Swanson Funeral Home, the provider of Franklin’s funeral services, is another business with which Douglass has deep ties.
“About 28 years ago, the funeral home that handled Aretha Franklin, owned by Dr. O’Neil Swanson, of Swanson Funeral Home out of Detroit-O’Neil and I are like brothers from another mother-in fact, when my mother died in ‘91, he came here and assisted in directing my mother’s funeral,” Douglass said. “He stayed with me about three days after the services to make sure I was alright, he then got the call for David Ruffin, the lead singer of The Temptations, and invited me to be a part of assisting in that funeral in Detroit.”
Swanson provided his services for the funeral arrangements of Rosa Parks in 2005, a tour that crossed the country from Detroit, Michigan, to Montgomery, Alabama, to Washington, D.C. Douglass could not assist in Detroit, but was able to serve in D.C.
“I had the honor of seating Oprah Winfrey, Tyler Perry and Gayle King, at that time,” Douglass said.
Douglass, with Swanson, have also laid to rest some of the most eminent funeral directors across the country, including the most prominent Black funeral director in Kansas City, Missouri, Lawrence Jones, Sr.
“That gave me some experience on how to deal with funerals of caliber,” Douglass said.
Douglass’s rise coincided with his ascent to leadership of one of the United States’s oldest Black professional networks.
“I was the youngest mortician to be president of the National Funeral Directors and Morticians Association, which is the largest organization of minority funeral directors in the world, in 1988, Douglass said. “So, I know just about every African-American funeral director in the country, at least those that come to the conventions.”
The association now has footing in three continents: North America, Europe and Africa; American interests extend all the way to the Caribbean.
While controversy swirls about the absence of Franklin’s will, the Swanson and Franklin families were quick in determining that they wanted The Queen of Soul sent off just so, “like a queen,” Douglass said.

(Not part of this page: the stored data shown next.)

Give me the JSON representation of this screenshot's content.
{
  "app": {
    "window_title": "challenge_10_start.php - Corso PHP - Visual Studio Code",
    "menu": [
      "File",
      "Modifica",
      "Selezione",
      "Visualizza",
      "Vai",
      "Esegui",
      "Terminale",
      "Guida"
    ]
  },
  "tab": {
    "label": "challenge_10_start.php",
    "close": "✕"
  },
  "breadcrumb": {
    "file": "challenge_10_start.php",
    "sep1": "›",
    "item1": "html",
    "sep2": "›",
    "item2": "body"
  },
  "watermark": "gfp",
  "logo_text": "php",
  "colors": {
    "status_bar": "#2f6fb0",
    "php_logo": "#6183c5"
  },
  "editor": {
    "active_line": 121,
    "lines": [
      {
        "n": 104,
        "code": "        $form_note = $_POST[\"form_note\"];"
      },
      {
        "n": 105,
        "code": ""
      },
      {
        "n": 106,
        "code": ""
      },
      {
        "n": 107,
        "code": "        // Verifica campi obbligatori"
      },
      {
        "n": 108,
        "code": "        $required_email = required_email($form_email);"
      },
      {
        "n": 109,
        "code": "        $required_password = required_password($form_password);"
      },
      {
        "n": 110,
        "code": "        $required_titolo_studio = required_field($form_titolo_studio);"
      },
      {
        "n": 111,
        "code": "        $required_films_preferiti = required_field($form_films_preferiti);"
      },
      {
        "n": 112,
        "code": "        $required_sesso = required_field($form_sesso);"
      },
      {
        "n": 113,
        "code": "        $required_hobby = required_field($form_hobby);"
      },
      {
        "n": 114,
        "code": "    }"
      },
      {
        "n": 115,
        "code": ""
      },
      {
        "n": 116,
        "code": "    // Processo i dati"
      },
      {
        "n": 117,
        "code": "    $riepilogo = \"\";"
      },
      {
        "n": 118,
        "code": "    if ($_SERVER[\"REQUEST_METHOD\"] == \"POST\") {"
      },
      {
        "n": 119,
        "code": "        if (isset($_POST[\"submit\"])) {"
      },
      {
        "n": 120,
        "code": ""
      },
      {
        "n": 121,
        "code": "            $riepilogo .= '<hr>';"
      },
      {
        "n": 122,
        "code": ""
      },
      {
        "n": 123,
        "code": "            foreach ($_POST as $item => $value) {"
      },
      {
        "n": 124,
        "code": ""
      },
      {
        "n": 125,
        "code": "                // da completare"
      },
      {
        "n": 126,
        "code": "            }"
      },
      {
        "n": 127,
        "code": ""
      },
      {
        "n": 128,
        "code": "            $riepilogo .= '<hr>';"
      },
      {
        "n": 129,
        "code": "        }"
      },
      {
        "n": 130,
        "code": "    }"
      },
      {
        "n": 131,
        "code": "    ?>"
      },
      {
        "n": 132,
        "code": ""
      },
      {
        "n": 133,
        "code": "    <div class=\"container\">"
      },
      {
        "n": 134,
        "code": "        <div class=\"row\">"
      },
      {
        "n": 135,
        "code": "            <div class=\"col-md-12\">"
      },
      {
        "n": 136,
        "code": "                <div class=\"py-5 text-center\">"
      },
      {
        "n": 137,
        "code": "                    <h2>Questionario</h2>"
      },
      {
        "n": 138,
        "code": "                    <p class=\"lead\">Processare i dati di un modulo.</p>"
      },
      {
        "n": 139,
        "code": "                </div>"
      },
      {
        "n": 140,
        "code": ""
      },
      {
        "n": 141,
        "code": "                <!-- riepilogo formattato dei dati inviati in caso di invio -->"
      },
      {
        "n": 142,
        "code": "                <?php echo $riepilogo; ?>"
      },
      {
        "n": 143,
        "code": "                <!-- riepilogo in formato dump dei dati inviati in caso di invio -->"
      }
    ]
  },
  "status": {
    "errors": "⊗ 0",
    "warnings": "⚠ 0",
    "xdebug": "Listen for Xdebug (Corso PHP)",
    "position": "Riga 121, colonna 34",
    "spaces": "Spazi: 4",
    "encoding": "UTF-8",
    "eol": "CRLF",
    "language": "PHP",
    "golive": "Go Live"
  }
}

Douglass commended the work of the one particular woman with the Swanson family.
“I have to say, that the daughter of the owner of the funeral home, Linda Swanson, who was an expert restorative artist, … she was able restore her look back to what Aretha looked like when she was smaller and did the makeup,” Douglass said. “And she also made, not went the store and bought, but she made all of the outfits that Aretha wore during the four days of her layout. She physically sowed and fitted the outfit to her. “
Photographers present at the funeral were prohibited from photographing Aretha’s face at the request of the family, but in state, in gold casket, wearing red dress and shoes, may prove as an iconic image imaginable.
“A lot of people were talking about how when she was laying in the casket, her legs were crossed,” Douglass said. “That was an idea came up with.”
While perhaps a perfect moment in the craft, funeral services, Black and White alike, are losing business to the increasingly popular arrangement of cremation. White-owned funeral services are also eager to make up the lost revenue by hiring all-Black staff to entice Black clients, Douglass says.
“Let me just say this, I would hope that the existence of the oldest Black business in America, which is the funeral business, would continue to thrive and exist, even after I’m gone,” Douglass said.